ECLI:NL:RBNHO:2024:4516
Rechtbank Noord-Holland
- Eerste aanleg - enkelvoudig
- Rechtspraak.nl
Afwijzing verzoek tot verlenging van de machtiging tot uithuisplaatsing van een minderjarige
Op 9 april 2024 heeft de kinderrechter van de Rechtbank Noord-Holland in Haarlem uitspraak gedaan in een zaak betreffende de verlenging van de machtiging tot uithuisplaatsing van een minderjarige. De zaak betreft een verzoek van de vader om mede met het ouderlijk gezag over de minderjarige belast te worden en om de hoofdverblijfplaats van de minderjarige bij hem te bepalen. De kinderrechter heeft de vader in de procedure over het gezag mede met het ouderlijk gezag belast en de hoofdverblijfplaats van de minderjarige bij de vader vastgesteld. De moeder, die belast is met het ouderlijk gezag, woont momenteel niet bij de minderjarige en heeft te maken met een huurachterstand, waardoor zij uit haar woning wordt gezet.

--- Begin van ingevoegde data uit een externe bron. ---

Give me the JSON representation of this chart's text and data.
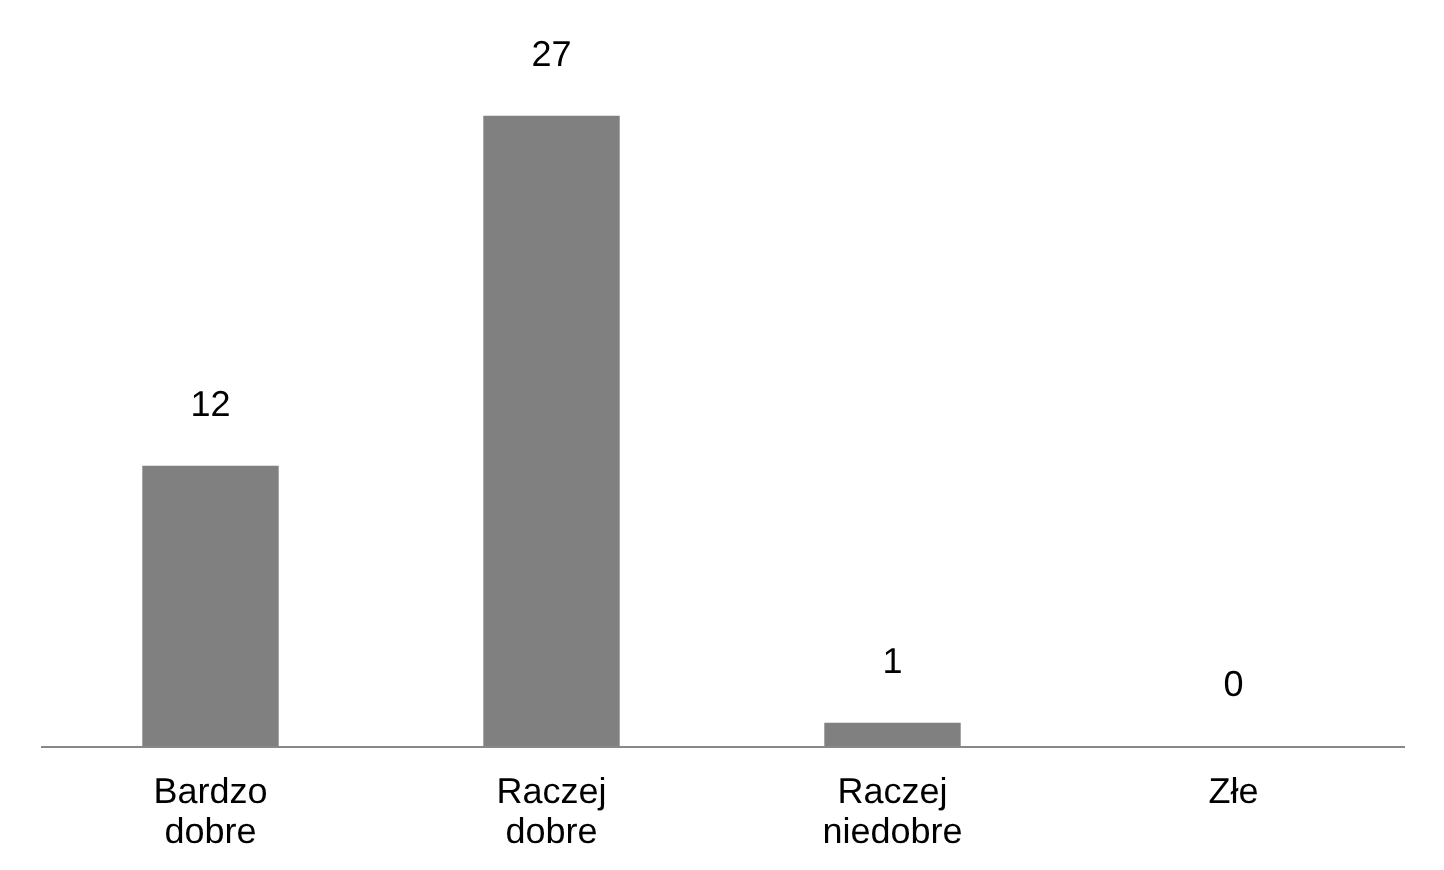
{
  "chart_data": {
    "type": "bar",
    "categories": [
      "Bardzo dobre",
      "Raczej dobre",
      "Raczej niedobre",
      "Złe"
    ],
    "values": [
      12,
      27,
      1,
      0
    ],
    "color": "#808080",
    "data_labels": true
  }
}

De kinderrechter heeft vastgesteld dat de minderjarige momenteel bij de vader woont en dat er zorgen zijn over de opvoedsituatie bij de moeder, vooral gezien de huiselijke geweldsituatie die zich heeft voorgedaan.
De kinderrechter heeft de verzoeken van de vader om de machtiging tot uithuisplaatsing te verlengen afgewezen, omdat de hoofdverblijfplaats van de minderjarige bij de vader is vastgesteld en de machtiging niet langer noodzakelijk is. De kinderrechter heeft benadrukt dat het van belang is dat de ouders werken aan hun communicatie en dat er een ouderschapsplan moet komen om de zorg voor de minderjarige op lange termijn te regelen. De Raad voor de Kinderbescherming heeft geadviseerd om de moeder te ondersteunen in haar financiële situatie, wat ook van invloed is op de omgang met de minderjarige. De kinderrechter heeft de GI opgedragen om hier aandacht aan te besteden en om hulpverlening in te zetten waar nodig.